Tuesday, January 13, 2015

About that hippo . . .


Readers may remember that in late November I posted a photograph of an allegedly yawning hippopotamus, and pointed out that it wasn't yawning:  it was making a threat display, telling the photographer to go away - or else.

For those of you who still can't think of hippos as anything except the cute dancing beasts in Disney's Fantasia, here are two videos showing how aggressive and calculating they can be.  The first is from a BBC program, showing the presenter almost ambushed in his canoe.

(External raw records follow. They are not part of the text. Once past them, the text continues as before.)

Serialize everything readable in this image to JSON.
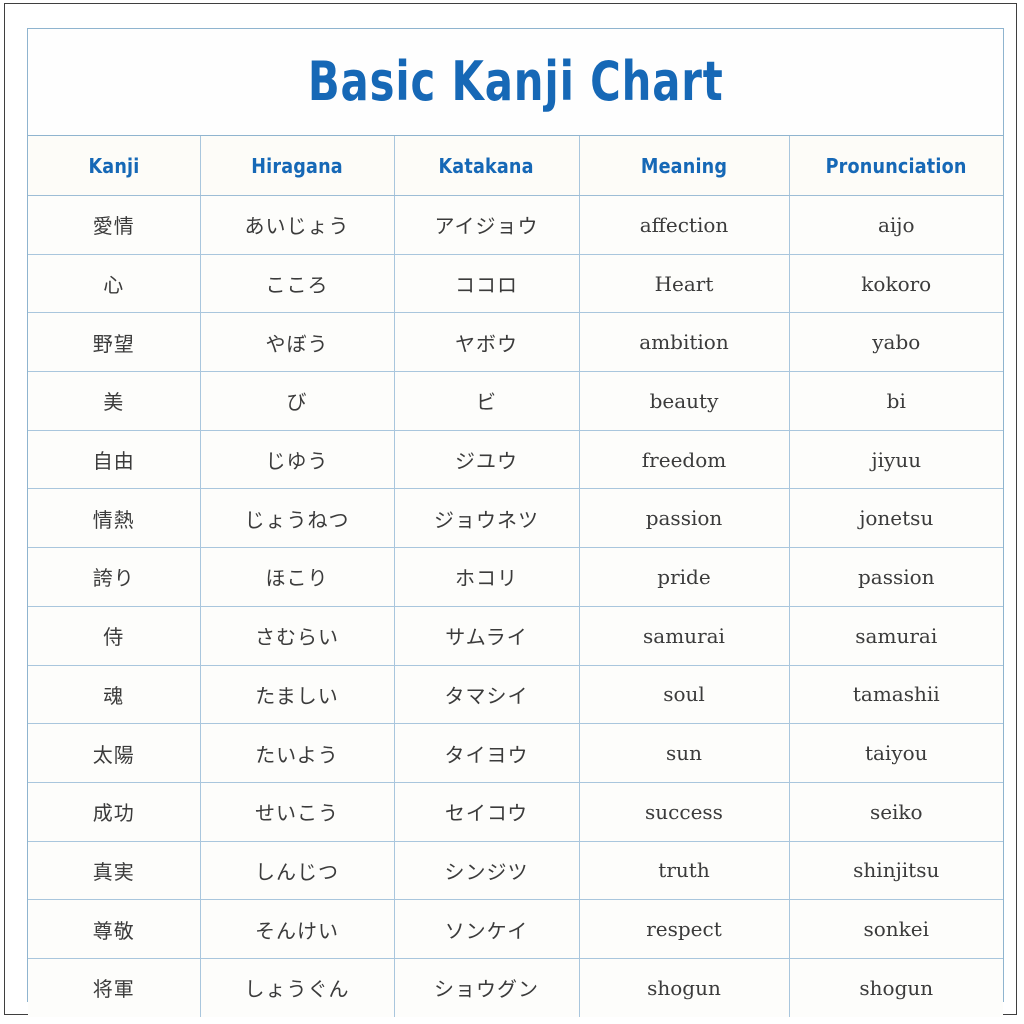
{
  "title": "Basic Kanji Chart",
  "colors": {
    "accent_blue": "#1668b6",
    "border_blue": "#a9c6dd",
    "outer_frame": "#3f3f3f",
    "text_gray": "#3b3b3b",
    "background": "#fdfdfb"
  },
  "columns": [
    {
      "key": "kanji",
      "label": "Kanji"
    },
    {
      "key": "hiragana",
      "label": "Hiragana"
    },
    {
      "key": "katakana",
      "label": "Katakana"
    },
    {
      "key": "meaning",
      "label": "Meaning"
    },
    {
      "key": "pronunciation",
      "label": "Pronunciation"
    }
  ],
  "rows": [
    {
      "kanji": "愛情",
      "hiragana": "あいじょう",
      "katakana": "アイジョウ",
      "meaning": "affection",
      "pronunciation": "aijo"
    },
    {
      "kanji": "心",
      "hiragana": "こころ",
      "katakana": "ココロ",
      "meaning": "Heart",
      "pronunciation": "kokoro"
    },
    {
      "kanji": "野望",
      "hiragana": "やぼう",
      "katakana": "ヤボウ",
      "meaning": "ambition",
      "pronunciation": "yabo"
    },
    {
      "kanji": "美",
      "hiragana": "び",
      "katakana": "ビ",
      "meaning": "beauty",
      "pronunciation": "bi"
    },
    {
      "kanji": "自由",
      "hiragana": "じゆう",
      "katakana": "ジユウ",
      "meaning": "freedom",
      "pronunciation": "jiyuu"
    },
    {
      "kanji": "情熱",
      "hiragana": "じょうねつ",
      "katakana": "ジョウネツ",
      "meaning": "passion",
      "pronunciation": "jonetsu"
    },
    {
      "kanji": "誇り",
      "hiragana": "ほこり",
      "katakana": "ホコリ",
      "meaning": "pride",
      "pronunciation": "passion"
    },
    {
      "kanji": "侍",
      "hiragana": "さむらい",
      "katakana": "サムライ",
      "meaning": "samurai",
      "pronunciation": "samurai"
    },
    {
      "kanji": "魂",
      "hiragana": "たましい",
      "katakana": "タマシイ",
      "meaning": "soul",
      "pronunciation": "tamashii"
    },
    {
      "kanji": "太陽",
      "hiragana": "たいよう",
      "katakana": "タイヨウ",
      "meaning": "sun",
      "pronunciation": "taiyou"
    },
    {
      "kanji": "成功",
      "hiragana": "せいこう",
      "katakana": "セイコウ",
      "meaning": "success",
      "pronunciation": "seiko"
    },
    {
      "kanji": "真実",
      "hiragana": "しんじつ",
      "katakana": "シンジツ",
      "meaning": "truth",
      "pronunciation": "shinjitsu"
    },
    {
      "kanji": "尊敬",
      "hiragana": "そんけい",
      "katakana": "ソンケイ",
      "meaning": "respect",
      "pronunciation": "sonkei"
    },
    {
      "kanji": "将軍",
      "hiragana": "しょうぐん",
      "katakana": "ショウグン",
      "meaning": "shogun",
      "pronunciation": "shogun"
    }
  ]
}
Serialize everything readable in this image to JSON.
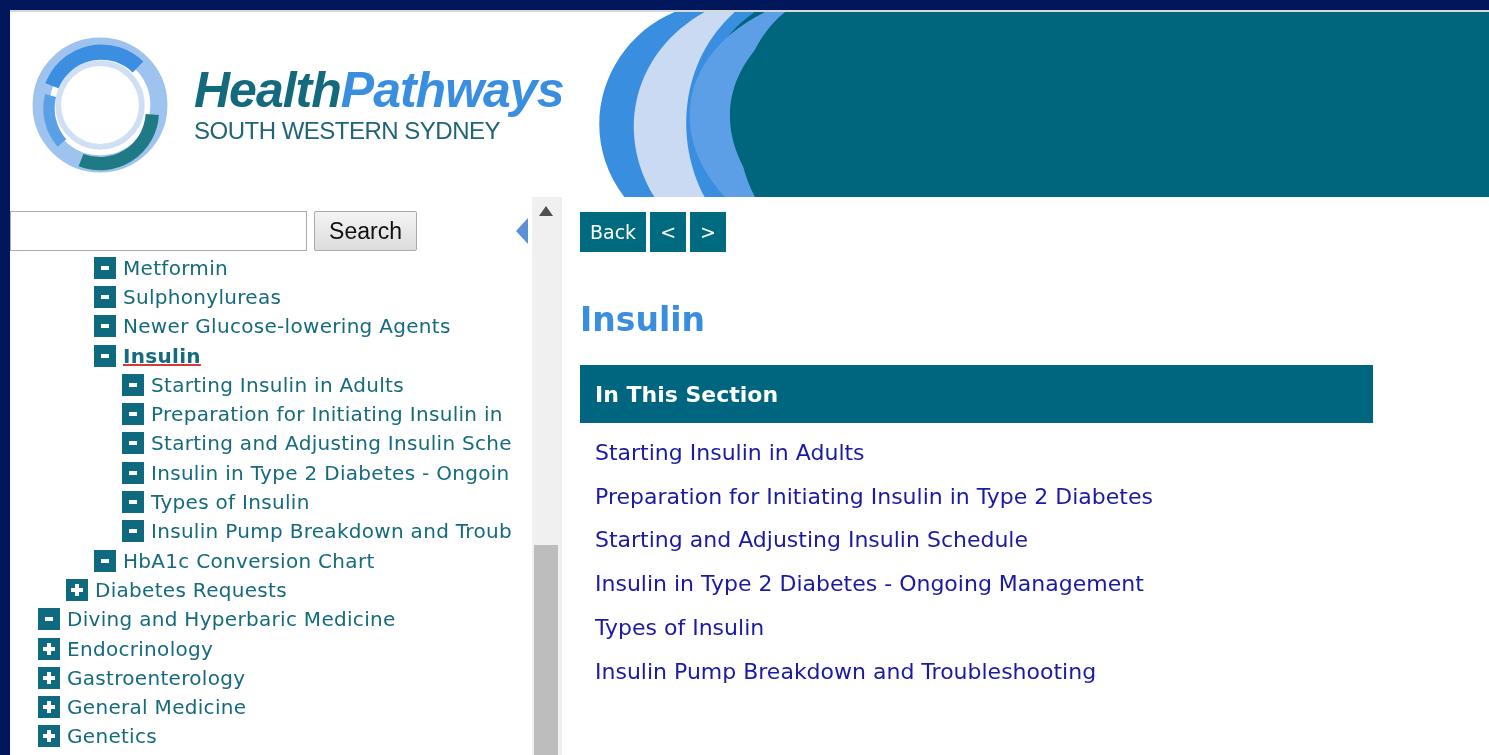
{
  "header": {
    "logo": {
      "title_parts": [
        "Health",
        "Pathways"
      ],
      "subtitle": "SOUTH WESTERN SYDNEY"
    }
  },
  "sidebar": {
    "search": {
      "button": "Search"
    },
    "tree": [
      {
        "children": [
          {
            "children": [
              {
                "label": "Metformin",
                "expanded": true,
                "selected": false
              },
              {
                "label": "Sulphonylureas",
                "expanded": true,
                "selected": false
              },
              {
                "label": "Newer Glucose-lowering Agents",
                "expanded": true,
                "selected": false
              },
              {
                "label": "Insulin",
                "expanded": true,
                "selected": true,
                "children": [
                  {
                    "label": "Starting Insulin in Adults",
                    "expanded": true,
                    "selected": false
                  },
                  {
                    "label": "Preparation for Initiating Insulin in",
                    "expanded": true,
                    "selected": false
                  },
                  {
                    "label": "Starting and Adjusting Insulin Sche",
                    "expanded": true,
                    "selected": false
                  },
                  {
                    "label": "Insulin in Type 2 Diabetes - Ongoin",
                    "expanded": true,
                    "selected": false
                  },
                  {
                    "label": "Types of Insulin",
                    "expanded": true,
                    "selected": false
                  },
                  {
                    "label": "Insulin Pump Breakdown and Troub",
                    "expanded": true,
                    "selected": false
                  }
                ]
              },
              {
                "label": "HbA1c Conversion Chart",
                "expanded": true,
                "selected": false
              }
            ]
          },
          {
            "label": "Diabetes Requests",
            "expanded": false,
            "selected": false
          }
        ]
      },
      {
        "label": "Diving and Hyperbaric Medicine",
        "expanded": true,
        "selected": false
      },
      {
        "label": "Endocrinology",
        "expanded": false,
        "selected": false
      },
      {
        "label": "Gastroenterology",
        "expanded": false,
        "selected": false
      },
      {
        "label": "General Medicine",
        "expanded": false,
        "selected": false
      },
      {
        "label": "Genetics",
        "expanded": false,
        "selected": false
      }
    ]
  },
  "content": {
    "nav_buttons": [
      "Back",
      "<",
      ">"
    ],
    "title": "Insulin",
    "section": {
      "heading": "In This Section",
      "links": [
        "Starting Insulin in Adults",
        "Preparation for Initiating Insulin in Type 2 Diabetes",
        "Starting and Adjusting Insulin Schedule",
        "Insulin in Type 2 Diabetes - Ongoing Management",
        "Types of Insulin",
        "Insulin Pump Breakdown and Troubleshooting"
      ]
    }
  }
}
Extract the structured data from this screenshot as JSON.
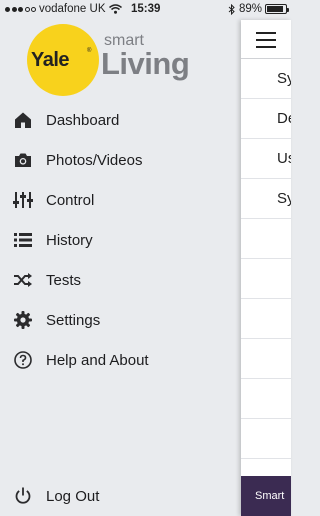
{
  "status_bar": {
    "carrier": "vodafone UK",
    "time": "15:39",
    "battery_text": "89%",
    "battery_level": 0.89
  },
  "logo": {
    "brand": "Yale",
    "registered": "®",
    "smart": "smart",
    "living": "Living"
  },
  "menu": {
    "items": [
      {
        "label": "Dashboard",
        "icon": "home-icon"
      },
      {
        "label": "Photos/Videos",
        "icon": "camera-icon"
      },
      {
        "label": "Control",
        "icon": "sliders-icon"
      },
      {
        "label": "History",
        "icon": "list-icon"
      },
      {
        "label": "Tests",
        "icon": "shuffle-icon"
      },
      {
        "label": "Settings",
        "icon": "gear-icon"
      },
      {
        "label": "Help and About",
        "icon": "question-icon"
      }
    ],
    "logout": {
      "label": "Log Out",
      "icon": "power-icon"
    }
  },
  "panel": {
    "rows": [
      "Sy",
      "De",
      "Us",
      "Sy"
    ],
    "footer": "Smart"
  },
  "colors": {
    "background": "#e9ebee",
    "yale_yellow": "#f8d21c",
    "brand_gray": "#7d7f84",
    "footer_purple": "#3b2b52"
  }
}
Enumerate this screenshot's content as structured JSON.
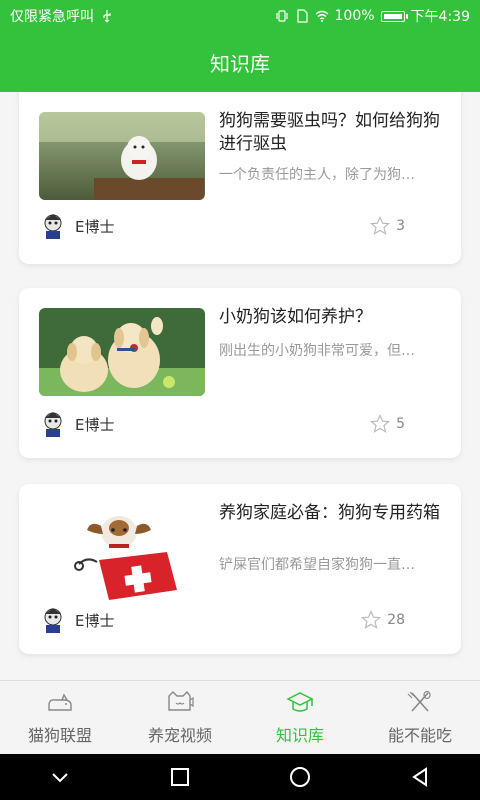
{
  "status": {
    "carrier": "仅限紧急呼叫",
    "battery": "100%",
    "time": "下午4:39"
  },
  "header": {
    "title": "知识库"
  },
  "articles": [
    {
      "title": "狗狗需要驱虫吗？如何给狗狗进行驱虫",
      "summary": "一个负责任的主人，除了为狗…",
      "author": "E博士",
      "likes": "3"
    },
    {
      "title": "小奶狗该如何养护？",
      "summary": "刚出生的小奶狗非常可爱，但…",
      "author": "E博士",
      "likes": "5"
    },
    {
      "title": "养狗家庭必备：狗狗专用药箱",
      "summary": "铲屎官们都希望自家狗狗一直…",
      "author": "E博士",
      "likes": "28"
    }
  ],
  "nav": [
    {
      "label": "猫狗联盟",
      "icon": "cat-dog-icon"
    },
    {
      "label": "养宠视频",
      "icon": "video-icon"
    },
    {
      "label": "知识库",
      "icon": "graduation-cap-icon",
      "active": true
    },
    {
      "label": "能不能吃",
      "icon": "fork-knife-icon"
    }
  ],
  "colors": {
    "accent": "#34c23c"
  }
}
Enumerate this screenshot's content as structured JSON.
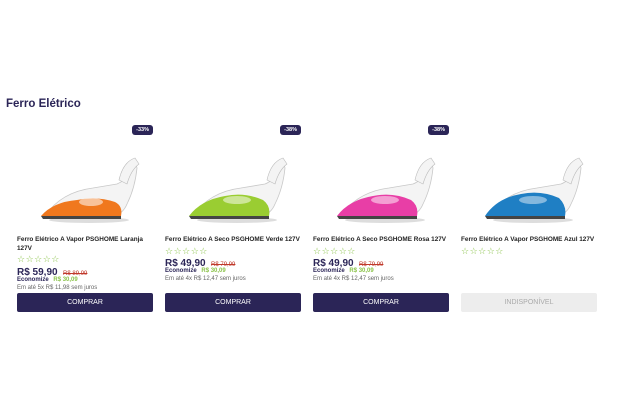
{
  "section_title": "Ferro Elétrico",
  "colors": {
    "brand": "#2b2557",
    "accent_green": "#8bc34a",
    "old_price": "#c0392b"
  },
  "products": [
    {
      "badge": "-33%",
      "name": "Ferro Elétrico A Vapor PSGHOME Laranja 127V",
      "stars": "☆☆☆☆☆",
      "price": "R$ 59,90",
      "old_price": "R$ 89,99",
      "save_label": "Economize",
      "save_value": "R$ 30,09",
      "installments": "Em até 5x R$ 11,98 sem juros",
      "button": "COMPRAR",
      "iron_color": "#f0781e",
      "iron_icon": "steam-iron-orange"
    },
    {
      "badge": "-38%",
      "name": "Ferro Elétrico A Seco PSGHOME Verde 127V",
      "stars": "☆☆☆☆☆",
      "price": "R$ 49,90",
      "old_price": "R$ 79,99",
      "save_label": "Economize",
      "save_value": "R$ 30,09",
      "installments": "Em até 4x R$ 12,47 sem juros",
      "button": "COMPRAR",
      "iron_color": "#9acd32",
      "iron_icon": "dry-iron-green"
    },
    {
      "badge": "-38%",
      "name": "Ferro Elétrico A Seco PSGHOME Rosa 127V",
      "stars": "☆☆☆☆☆",
      "price": "R$ 49,90",
      "old_price": "R$ 79,99",
      "save_label": "Economize",
      "save_value": "R$ 30,09",
      "installments": "Em até 4x R$ 12,47 sem juros",
      "button": "COMPRAR",
      "iron_color": "#e83ea6",
      "iron_icon": "dry-iron-pink"
    },
    {
      "name": "Ferro Elétrico A Vapor PSGHOME Azul 127V",
      "stars": "☆☆☆☆☆",
      "button": "INDISPONÍVEL",
      "iron_color": "#1f7fc4",
      "iron_icon": "steam-iron-blue"
    }
  ]
}
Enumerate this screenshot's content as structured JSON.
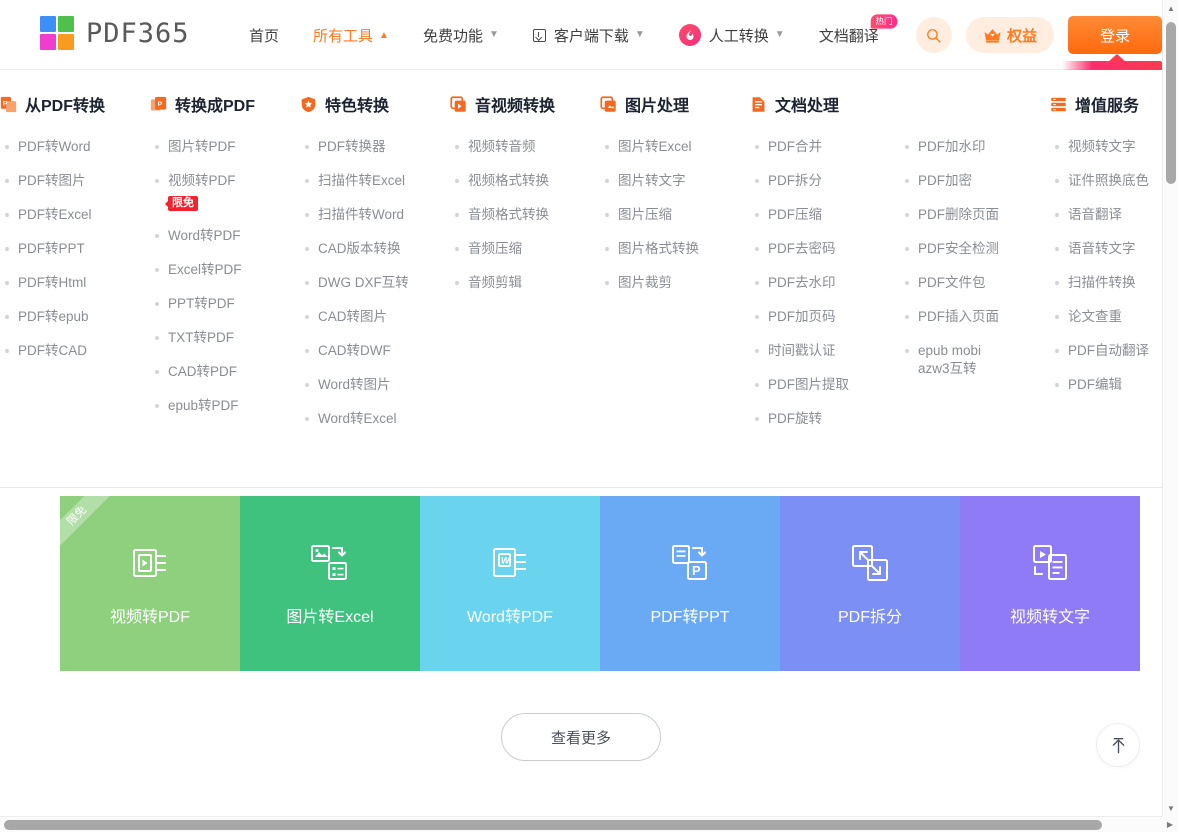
{
  "brand": {
    "name": "PDF365",
    "logo_colors": [
      "#3d8ef7",
      "#4ec04e",
      "#ef3ecf",
      "#fa9a1e"
    ]
  },
  "header": {
    "nav": [
      {
        "label": "首页",
        "icon": null,
        "caret": null,
        "active": false,
        "badge": null
      },
      {
        "label": "所有工具",
        "icon": null,
        "caret": "up",
        "active": true,
        "badge": null
      },
      {
        "label": "免费功能",
        "icon": null,
        "caret": "down",
        "active": false,
        "badge": null
      },
      {
        "label": "客户端下载",
        "icon": "download-icon",
        "caret": "down",
        "active": false,
        "badge": null
      },
      {
        "label": "人工转换",
        "icon": "flame-icon",
        "caret": "down",
        "active": false,
        "badge": null
      },
      {
        "label": "文档翻译",
        "icon": null,
        "caret": null,
        "active": false,
        "badge": "热门"
      }
    ],
    "search_icon": "search-icon",
    "rights_button": {
      "label": "权益",
      "icon": "crown-icon"
    },
    "login_button": {
      "label": "登录"
    },
    "accent_color": "#ff7a22",
    "login_bg": "#ff6a0d"
  },
  "mega_menu": {
    "columns": [
      {
        "title": "从PDF转换",
        "icon": "pdf-convert-from-icon",
        "lists": [
          [
            {
              "label": "PDF转Word"
            },
            {
              "label": "PDF转图片"
            },
            {
              "label": "PDF转Excel"
            },
            {
              "label": "PDF转PPT"
            },
            {
              "label": "PDF转Html"
            },
            {
              "label": "PDF转epub"
            },
            {
              "label": "PDF转CAD"
            }
          ]
        ]
      },
      {
        "title": "转换成PDF",
        "icon": "pdf-convert-to-icon",
        "lists": [
          [
            {
              "label": "图片转PDF"
            },
            {
              "label": "视频转PDF",
              "badge": "限免"
            },
            {
              "label": "Word转PDF"
            },
            {
              "label": "Excel转PDF"
            },
            {
              "label": "PPT转PDF"
            },
            {
              "label": "TXT转PDF"
            },
            {
              "label": "CAD转PDF"
            },
            {
              "label": "epub转PDF"
            }
          ]
        ]
      },
      {
        "title": "特色转换",
        "icon": "shield-star-icon",
        "lists": [
          [
            {
              "label": "PDF转换器"
            },
            {
              "label": "扫描件转Excel"
            },
            {
              "label": "扫描件转Word"
            },
            {
              "label": "CAD版本转换"
            },
            {
              "label": "DWG DXF互转"
            },
            {
              "label": "CAD转图片"
            },
            {
              "label": "CAD转DWF"
            },
            {
              "label": "Word转图片"
            },
            {
              "label": "Word转Excel"
            }
          ]
        ]
      },
      {
        "title": "音视频转换",
        "icon": "video-icon",
        "lists": [
          [
            {
              "label": "视频转音频"
            },
            {
              "label": "视频格式转换"
            },
            {
              "label": "音频格式转换"
            },
            {
              "label": "音频压缩"
            },
            {
              "label": "音频剪辑"
            }
          ]
        ]
      },
      {
        "title": "图片处理",
        "icon": "image-icon",
        "lists": [
          [
            {
              "label": "图片转Excel"
            },
            {
              "label": "图片转文字"
            },
            {
              "label": "图片压缩"
            },
            {
              "label": "图片格式转换"
            },
            {
              "label": "图片裁剪"
            }
          ]
        ]
      },
      {
        "title": "文档处理",
        "icon": "document-icon",
        "wide": true,
        "lists": [
          [
            {
              "label": "PDF合并"
            },
            {
              "label": "PDF拆分"
            },
            {
              "label": "PDF压缩"
            },
            {
              "label": "PDF去密码"
            },
            {
              "label": "PDF去水印"
            },
            {
              "label": "PDF加页码"
            },
            {
              "label": "时间戳认证"
            },
            {
              "label": "PDF图片提取"
            },
            {
              "label": "PDF旋转"
            }
          ],
          [
            {
              "label": "PDF加水印"
            },
            {
              "label": "PDF加密"
            },
            {
              "label": "PDF删除页面"
            },
            {
              "label": "PDF安全检测"
            },
            {
              "label": "PDF文件包"
            },
            {
              "label": "PDF插入页面"
            },
            {
              "label": "epub mobi azw3互转",
              "wrap": true
            }
          ]
        ]
      },
      {
        "title": "增值服务",
        "icon": "value-added-icon",
        "lists": [
          [
            {
              "label": "视频转文字"
            },
            {
              "label": "证件照换底色"
            },
            {
              "label": "语音翻译"
            },
            {
              "label": "语音转文字"
            },
            {
              "label": "扫描件转换"
            },
            {
              "label": "论文查重"
            },
            {
              "label": "PDF自动翻译"
            },
            {
              "label": "PDF编辑"
            }
          ]
        ]
      }
    ]
  },
  "tiles": [
    {
      "label": "视频转PDF",
      "color": "#8ed07e",
      "icon": "video-to-pdf-icon",
      "ribbon": "限免"
    },
    {
      "label": "图片转Excel",
      "color": "#3fc27d",
      "icon": "image-to-excel-icon",
      "ribbon": null
    },
    {
      "label": "Word转PDF",
      "color": "#6ad4ef",
      "icon": "word-to-pdf-icon",
      "ribbon": null
    },
    {
      "label": "PDF转PPT",
      "color": "#6aaaf5",
      "icon": "pdf-to-ppt-icon",
      "ribbon": null
    },
    {
      "label": "PDF拆分",
      "color": "#7b8ff5",
      "icon": "pdf-split-icon",
      "ribbon": null
    },
    {
      "label": "视频转文字",
      "color": "#8f7bf5",
      "icon": "video-to-text-icon",
      "ribbon": null
    }
  ],
  "footer": {
    "more_button": "查看更多",
    "back_to_top_icon": "arrow-up-icon"
  }
}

He was very lucky there were members of his team to keep an eye on the hippo and direct him to a safer place.  If he'd been on his own, I doubt he'd have made it out alive.

The second video was taken from a tourist boat on Lake Naivasha in Kenya.  I blame the boat pilot for this - he went far too close to groups of hippo.  This angered the dominant male in each group, who clearly assumed that the boat was a threat to his harem, and responded accordingly.





Anyone think that if the hippos had caught up to the boat, they'd have merely asked to have their necks scratched?  No?  I thought not . . .

Peter

8 comments:

Will said...

Wow, talk about a boat full of clueless individuals! Laughing about what they think they know, indicates they really haven't processed the information in a practical sense. I would say that is the case for a good part of first world denizens. Too remote from reality.

JK Brown said...

Will,

The more educated they are the more clueless they are. What I've seen those with Ph.Ds and Masters and jobs studying marine mammals do reveals their cluelessness. I once watched the "scientists" chasing down a Orca male, female and calf to biopsy via shooting them with an arrow carrying a little cylinder to extract a chunk. The male disappeared, they finally got the calf then the mother, then the male reappeared. They aren't known as killer whales for their polite disposition. The male surfaced and dove coming up on opposite sides of RHIB for quite some time. I wasn't sure I wasn't going to witness a scene from Moby Dick. In the end, they got their biopsy from him and we moved on. The scientists and boat crew couldn't see him moving underneath them as I could from the ship. But you couldn't tell them anything, they were the "experts".

Glen said...

Once running away is complete, I'd yell the following "I don't want your women! They are FAT COWS!".

A remark I once addressed to an enraged bull (while I was several steps up a steel windmill tower).

Proper remarks add some dignity to an otherwise awkward situation.

Murphy's Law said...

Kayak Guy was just stupid, and the hipsters in the boat, laughing at their impending doom, would likely not have thought it so funny had that boat suddenly run aground.

I would have, though. But I'm like that.

Unknown said...

Don't Hippos kill more people in africa then crocs?

Old NFO said...

Yep, clueless and not even in Seattle... sigh

Toastrider said...

From what I've read, hippos kill more people than rhinos and elephants. They're dangerous as hell. There was a clip floating around a while back of one chasing an (IIRC) Kenyan park ranger, and that guy was running like he was out to top Usain Bolt.

Anonymous said...

IIRC the photographer Alan Root almost got killed by a hippo. The bull's tooth punctured Root's diving mask, missed his eye by a quarter inch or so. I saw that, then read _Death in the Long Grass_ and decided that I like large animals best when we are separated by metal bars or a moat (like the Atlantic).